Throughout the campaign, begun under former Chancellor Chang-Lin Tien, UC Berkeley also strengthened its ties to alumni from Silicon Valley to Asia. To build and improve relations with UC Berkeley alumni in Asia, UC Berkeley faculty members and fundraising volunteers traveled there to sponsor four Asian leadership conferences, which drew together business, academic and political leaders throughout the Pacific Rim.

The following amounts were raised to meet seven objectives:

* Boosting the Chancellor's Millennium Fund - $52.6 million will provide unrestricted gifts, to be used at the chancellor's discretion, for freshman seminars, fellowships, library acquisitions, undergraduate job programs, emergency grants and loans for students, and the Berkeley Pledge.

* Maintaining academic excellence - $181.5 million will fund 68 faculty chairs, 50 Distinguished Professorships and 501 graduate fellowships.

* Ensuring educational opportunity - $116.1 million will provide 928 undergraduate scholarships and expand K-12 outreach in California.

* Improving undergraduate life - $57.4 million made possible the new Walter A. Haas Jr. Pavilion sports complex, which includes classroom and laboratory space, and enabled the campus to expand the number of initiatives designed to encourage undergraduates to conduct research.

* Ensuring preeminence in the arts, humanities and social sciences - $72 million will fund library collections, performance and library facilities for the music department, and endowments. Among the beneficiaries are the Berkeley Art Museum and Pacific Film Archive and a longtime archaeological research project in Nemea, Greece.

* Ensuring preeminence in the sciences and engineering - $160.7 million funds research to create new materials with industrial, medical and environmental applications, the Wills Neuroscience Center, endowments in science and engineering, and funding for bioengineering and the biomedical sciences.

* Providing ongoing support - $747.2 million will provide faculty research funds as well as support for school, college and department projects. Some of the featured projects involve UC Berkeley museums and Cal Performances.

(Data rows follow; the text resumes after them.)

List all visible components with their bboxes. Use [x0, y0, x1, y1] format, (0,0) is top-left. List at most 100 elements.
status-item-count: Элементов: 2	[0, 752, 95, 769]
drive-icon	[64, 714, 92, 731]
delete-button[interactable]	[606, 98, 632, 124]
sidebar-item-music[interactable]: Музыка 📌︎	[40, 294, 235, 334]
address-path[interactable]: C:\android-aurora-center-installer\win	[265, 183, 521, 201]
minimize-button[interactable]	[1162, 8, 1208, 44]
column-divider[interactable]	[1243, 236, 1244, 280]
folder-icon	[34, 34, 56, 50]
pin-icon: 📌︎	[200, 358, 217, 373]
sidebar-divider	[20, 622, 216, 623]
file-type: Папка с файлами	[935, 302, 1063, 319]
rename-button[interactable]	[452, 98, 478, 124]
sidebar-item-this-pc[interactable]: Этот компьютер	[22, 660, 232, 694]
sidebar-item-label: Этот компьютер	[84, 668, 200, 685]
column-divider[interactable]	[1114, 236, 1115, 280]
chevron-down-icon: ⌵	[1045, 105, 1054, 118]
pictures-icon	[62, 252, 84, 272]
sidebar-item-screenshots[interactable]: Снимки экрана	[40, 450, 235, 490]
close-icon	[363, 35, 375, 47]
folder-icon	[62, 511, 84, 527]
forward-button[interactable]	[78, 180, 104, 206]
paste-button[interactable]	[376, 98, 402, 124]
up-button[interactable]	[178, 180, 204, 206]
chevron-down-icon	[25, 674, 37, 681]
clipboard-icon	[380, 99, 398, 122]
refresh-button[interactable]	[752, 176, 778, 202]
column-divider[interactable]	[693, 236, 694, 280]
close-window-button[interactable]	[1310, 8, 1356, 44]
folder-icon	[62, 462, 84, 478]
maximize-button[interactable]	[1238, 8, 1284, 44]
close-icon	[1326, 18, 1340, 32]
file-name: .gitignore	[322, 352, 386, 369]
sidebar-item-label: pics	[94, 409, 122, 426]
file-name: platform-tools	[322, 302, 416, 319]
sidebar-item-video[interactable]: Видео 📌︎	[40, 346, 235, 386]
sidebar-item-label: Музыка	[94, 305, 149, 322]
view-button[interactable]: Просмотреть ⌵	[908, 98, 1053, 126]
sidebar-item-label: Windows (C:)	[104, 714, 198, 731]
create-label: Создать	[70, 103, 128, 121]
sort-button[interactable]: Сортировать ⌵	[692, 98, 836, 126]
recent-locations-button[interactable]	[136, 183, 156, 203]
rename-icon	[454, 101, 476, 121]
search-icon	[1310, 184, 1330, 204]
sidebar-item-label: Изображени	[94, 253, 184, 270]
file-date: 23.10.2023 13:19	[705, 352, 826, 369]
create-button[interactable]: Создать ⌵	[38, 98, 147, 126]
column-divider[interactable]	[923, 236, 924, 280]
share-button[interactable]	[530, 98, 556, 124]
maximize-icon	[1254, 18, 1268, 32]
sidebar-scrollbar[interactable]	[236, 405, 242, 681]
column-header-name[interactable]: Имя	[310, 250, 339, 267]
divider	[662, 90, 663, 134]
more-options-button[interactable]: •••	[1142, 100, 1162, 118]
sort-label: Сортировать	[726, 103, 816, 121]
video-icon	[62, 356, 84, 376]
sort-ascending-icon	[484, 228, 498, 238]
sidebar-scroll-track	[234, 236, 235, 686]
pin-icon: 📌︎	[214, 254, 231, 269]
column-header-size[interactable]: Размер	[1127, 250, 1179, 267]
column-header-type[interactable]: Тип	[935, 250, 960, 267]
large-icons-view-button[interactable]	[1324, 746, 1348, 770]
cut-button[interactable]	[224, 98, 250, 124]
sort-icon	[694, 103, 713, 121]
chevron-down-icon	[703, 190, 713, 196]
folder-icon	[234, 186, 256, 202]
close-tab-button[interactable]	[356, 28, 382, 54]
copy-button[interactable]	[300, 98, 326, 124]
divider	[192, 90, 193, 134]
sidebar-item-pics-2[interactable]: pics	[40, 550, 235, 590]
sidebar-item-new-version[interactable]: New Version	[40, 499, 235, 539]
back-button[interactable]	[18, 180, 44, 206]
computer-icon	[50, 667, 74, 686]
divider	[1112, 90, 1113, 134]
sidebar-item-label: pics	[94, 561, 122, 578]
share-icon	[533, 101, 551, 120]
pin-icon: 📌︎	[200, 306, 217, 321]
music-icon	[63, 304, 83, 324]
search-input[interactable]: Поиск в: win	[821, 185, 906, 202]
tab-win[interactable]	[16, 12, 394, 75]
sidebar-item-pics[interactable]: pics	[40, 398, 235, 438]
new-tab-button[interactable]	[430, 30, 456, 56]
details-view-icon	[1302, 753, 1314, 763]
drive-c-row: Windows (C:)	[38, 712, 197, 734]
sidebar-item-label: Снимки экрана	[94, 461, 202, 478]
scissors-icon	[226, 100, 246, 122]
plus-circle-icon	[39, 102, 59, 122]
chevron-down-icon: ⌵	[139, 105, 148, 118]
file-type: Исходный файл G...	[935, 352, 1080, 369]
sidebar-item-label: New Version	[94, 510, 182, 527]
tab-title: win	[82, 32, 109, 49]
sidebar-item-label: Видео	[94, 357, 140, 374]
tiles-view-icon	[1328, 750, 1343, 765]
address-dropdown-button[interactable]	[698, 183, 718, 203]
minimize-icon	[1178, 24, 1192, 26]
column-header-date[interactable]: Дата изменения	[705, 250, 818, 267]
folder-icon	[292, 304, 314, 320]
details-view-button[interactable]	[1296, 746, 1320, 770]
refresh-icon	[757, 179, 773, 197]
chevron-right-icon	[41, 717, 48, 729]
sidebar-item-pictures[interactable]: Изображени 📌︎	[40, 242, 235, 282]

In addition to these amounts, $56.8 million has not yet been designated to any of the above priorities.

Fundraising for the Campaign for the New Century began with a so-called "quiet phase" between 1993 and 1996, a time when UC Berkeley and other publicly supported universities in California were facing dramatic cuts in state support. The effects of the recession compounded the reductions.

At that time, former Chancellor Tien convened a panel of leading UC Berkeley alumni and friends, headed by UC Berkeley alumnus Peter E. Haas, chair of the executive committee and director of Levi Strauss & Co.

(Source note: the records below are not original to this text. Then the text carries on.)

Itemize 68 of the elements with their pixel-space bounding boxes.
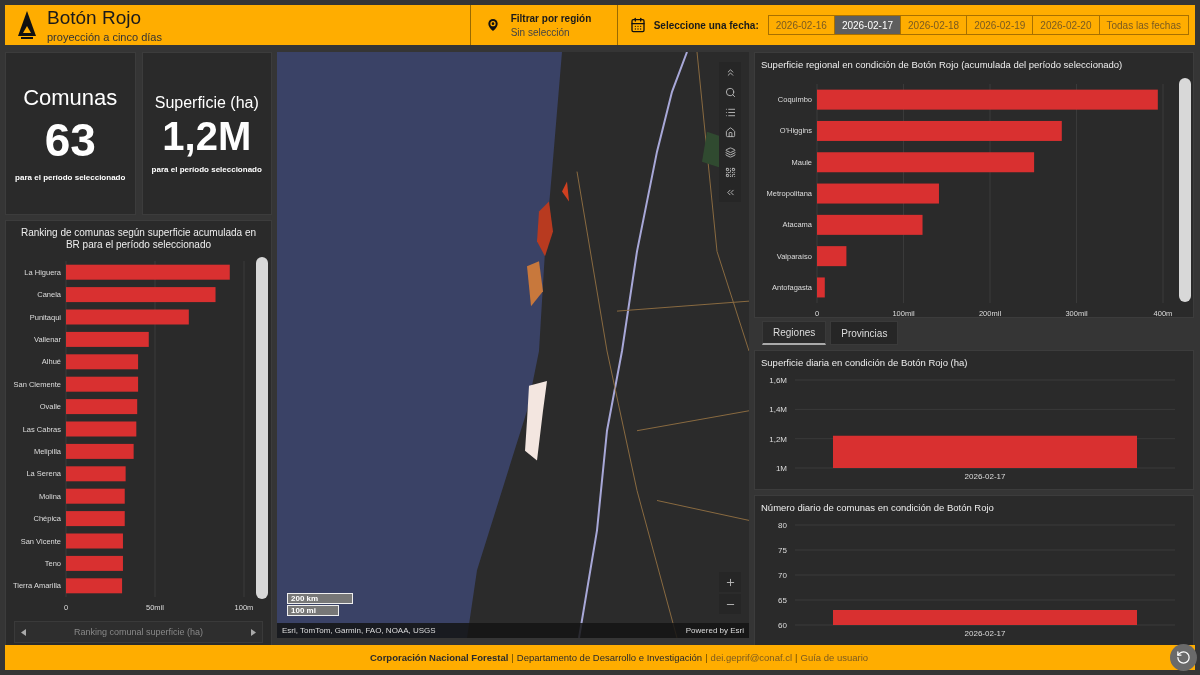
app-subtitle: proyección a cinco días (47, 31, 162, 43)
tick-label: 80 (778, 521, 787, 530)
chart-bar (66, 488, 125, 504)
date-button[interactable]: 2026-02-20 (1032, 15, 1100, 35)
date-label: Seleccione una fecha: (653, 19, 759, 31)
footer-link[interactable]: dei.geprif@conaf.cl (710, 652, 793, 663)
date-button[interactable]: 2026-02-18 (900, 15, 968, 35)
chart-title: Superficie regional en condición de Botón Rojo (acumulada del período seleccionado) (761, 59, 1124, 70)
kpi-value: 1,2M (162, 113, 252, 159)
tick-label: 1,2M (769, 434, 787, 444)
scrollbar[interactable] (1179, 78, 1191, 302)
chart-bar (817, 277, 825, 298)
powered-by-text: Powered by Esri (685, 626, 744, 635)
zoom-in-icon[interactable] (719, 572, 741, 592)
tab[interactable]: Regiones (762, 321, 827, 345)
kpi-value: 63 (44, 113, 96, 167)
chart-title: Número diario de comunas en condición de Botón Rojo (761, 502, 995, 513)
separator-text: | (705, 652, 708, 663)
footer-text: Departamento de Desarrollo e Investigación (516, 652, 703, 663)
scale-bar: 100 mi (287, 605, 339, 616)
logo-icon (17, 10, 37, 40)
chart-bar (66, 533, 123, 549)
chart-title: Ranking de comunas según superficie acumulada en BR para el período seleccionado (19, 227, 258, 251)
map-pin-icon (484, 17, 501, 33)
separator-text: | (795, 652, 798, 663)
footer-link[interactable]: Guía de usuario (800, 652, 869, 663)
next-arrow-icon[interactable] (251, 628, 256, 636)
chart-bar (66, 466, 126, 482)
chart-bar (66, 421, 137, 437)
category-label: 2026-02-17 (964, 629, 1006, 638)
scrollbar[interactable] (256, 257, 268, 599)
chart-bar (66, 443, 134, 459)
kpi-caption: para el período seleccionado (151, 164, 262, 174)
previous-arrow-icon[interactable] (21, 628, 26, 636)
separator-text: | (511, 652, 514, 663)
kpi-title: Comunas (23, 85, 118, 111)
chart-bar (817, 246, 847, 267)
category-label: 2026-02-17 (964, 472, 1006, 481)
chart-bar (66, 399, 138, 415)
tick-label: 1,6M (769, 376, 787, 385)
chart-bar (66, 555, 123, 571)
chart-bar (66, 511, 125, 527)
date-button[interactable]: Todas las fechas (1098, 15, 1189, 35)
tick-label: 65 (778, 596, 787, 605)
kpi-title: Superficie (ha) (154, 93, 259, 112)
date-button[interactable]: 2026-02-19 (966, 15, 1034, 35)
tick-label: 1,4M (769, 405, 787, 415)
footer-text: Corporación Nacional Forestal (370, 652, 509, 663)
calendar-icon (629, 17, 646, 33)
nav-label: Ranking comunal superficie (ha) (73, 627, 204, 637)
app-title: Botón Rojo (47, 7, 142, 29)
scale-bar: 200 km (287, 593, 353, 604)
filter-value[interactable]: Sin selección (510, 26, 592, 38)
tick-label: 75 (778, 546, 787, 555)
refresh-button[interactable] (1170, 644, 1197, 671)
tick-label: 1M (775, 464, 787, 473)
kpi-caption: para el período seleccionado (15, 173, 126, 182)
chevrons-up-icon[interactable] (719, 62, 741, 82)
chevrons-left-icon[interactable] (719, 182, 741, 202)
tick-label: 60 (778, 621, 787, 630)
chart-bar (66, 578, 123, 594)
date-button[interactable]: 2026-02-17 (833, 15, 902, 35)
chart-title: Superficie diaria en condición de Botón Rojo (ha) (761, 357, 969, 368)
refresh-icon (1176, 650, 1191, 665)
attribution-text: Esri, TomTom, Garmin, FAO, NOAA, USGS (282, 626, 436, 635)
tick-label: 70 (778, 571, 787, 580)
tab[interactable]: Provincias (830, 321, 899, 345)
filter-label: Filtrar por región (510, 12, 592, 24)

"The campaign makes it clear that the university can count on alumni and friends to help us strengthen our foundations of excellence," said Berdahl, "but it does not eliminate our dependence on the state's continuing core support for higher education."

The campaign was led by volunteers from the UC Berkeley Foundation, a non-profit organization dedicated to developing private support for the campus. They worked with staff members at University Relations and with fundraisers across the campus to raise this unprecedented amount.

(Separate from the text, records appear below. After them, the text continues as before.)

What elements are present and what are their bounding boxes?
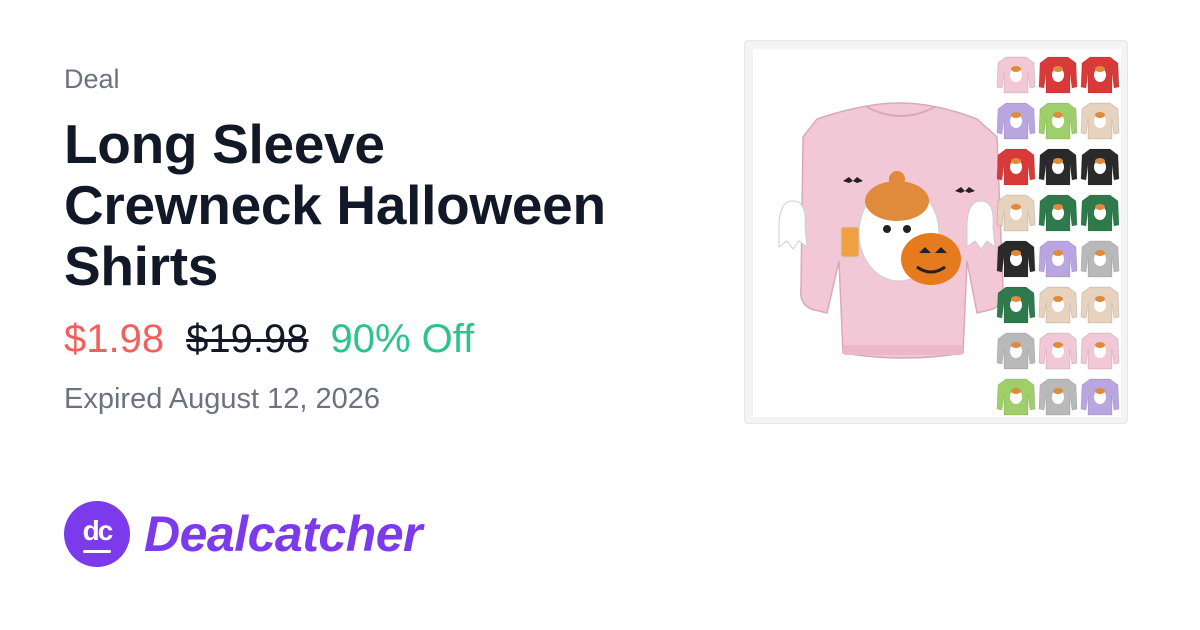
brand-monogram: dc (82, 515, 114, 546)
original-price: $19.98 (186, 316, 309, 361)
brand-logo[interactable]: dc Dealcatcher (64, 501, 423, 567)
sale-price: $1.98 (64, 316, 165, 361)
product-image-canvas (753, 49, 1121, 417)
deal-eyebrow: Deal (64, 64, 120, 94)
deal-title-line: Long Sleeve (64, 113, 385, 175)
product-image[interactable] (744, 40, 1128, 424)
deal-title-line: Shirts (64, 235, 219, 297)
smile-mark (83, 550, 111, 553)
brand-badge-icon: dc (64, 501, 130, 567)
expiry-date: Expired August 12, 2026 (64, 383, 381, 415)
price-row: $1.98 $19.98 90% Off (64, 314, 474, 364)
deal-title-line: Crewneck Halloween (64, 174, 606, 236)
discount-label: 90% Off (330, 316, 475, 361)
brand-name: Dealcatcher (144, 506, 423, 562)
deal-title[interactable]: Long Sleeve Crewneck Halloween Shirts (64, 114, 714, 297)
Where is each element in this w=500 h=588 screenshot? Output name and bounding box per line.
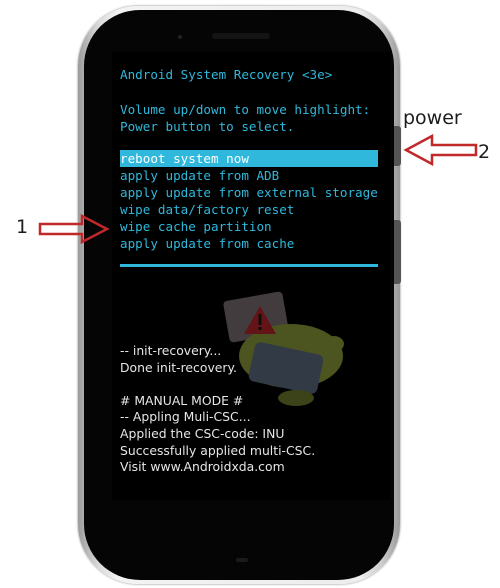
menu-item-wipe-data-factory-reset[interactable]: wipe data/factory reset xyxy=(120,201,378,218)
log-line: Visit www.Androidxda.com xyxy=(120,459,285,475)
recovery-log: -- init-recovery... Done init-recovery. # … xyxy=(120,343,315,476)
volume-rocker[interactable] xyxy=(394,220,401,284)
menu-item-wipe-cache-partition[interactable]: wipe cache partition xyxy=(120,218,378,235)
recovery-menu: reboot system now apply update from ADB … xyxy=(120,150,378,252)
microphone xyxy=(236,558,248,562)
log-line: -- init-recovery... xyxy=(120,343,222,358)
step-2-label: 2 xyxy=(478,141,491,163)
log-line: # MANUAL MODE # xyxy=(120,392,244,408)
front-sensor xyxy=(178,35,182,39)
power-label: power xyxy=(403,107,462,129)
log-line: Applied the CSC-code: INU xyxy=(120,425,285,441)
menu-item-apply-update-from-cache[interactable]: apply update from cache xyxy=(120,235,378,252)
instruction-line-2: Power button to select. xyxy=(120,119,295,134)
menu-item-apply-update-from-adb[interactable]: apply update from ADB xyxy=(120,167,378,184)
arrow-left-outline-icon xyxy=(403,134,478,166)
step-1-label: 1 xyxy=(16,216,29,238)
instruction-line-1: Volume up/down to move highlight: xyxy=(120,102,371,117)
log-line: Successfully applied multi-CSC. xyxy=(120,442,316,458)
log-line: -- Appling Muli-CSC... xyxy=(120,409,251,425)
recovery-title: Android System Recovery <3e> xyxy=(120,67,333,82)
menu-item-reboot-system-now[interactable]: reboot system now xyxy=(120,150,378,167)
power-button[interactable] xyxy=(394,126,401,166)
menu-divider xyxy=(120,264,378,267)
menu-item-apply-update-external-storage[interactable]: apply update from external storage xyxy=(120,184,378,201)
earpiece-speaker xyxy=(212,33,270,39)
log-line: Done init-recovery. xyxy=(120,359,237,375)
arrow-right-outline-icon xyxy=(38,214,110,244)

McQuade said efforts already are under way post-campaign to continue to raise funds for UC Berkeley's Health Sciences Initiative and for the East Asian Library and Studies Center.

The Health Sciences Initiative is drawing together UC Berkeley scientists from a broad range of fields - from physics to biology - to solve some of today's most pressing health problems. The $400 million initiative involves constructing two new buildings to house interdisciplinary teams of researchers.

The new East Asian Library and Studies Center will unite under one roof the existing East Asian Library, the Institute of East Asian Studies and the Department of East Asian Languages and Cultures. The building will house one of the finest and most comprehensive centers in the world for the study of East Asia.

The success of the Campaign for the New Century is "a milestone," said Berdahl, "and a continuing challenge."

"For UC Berkeley to remain the most distinguished public research university in the world," he said, "we need to leverage the unprecedented success of the campaign into establishing traditions of private giving for generations to come."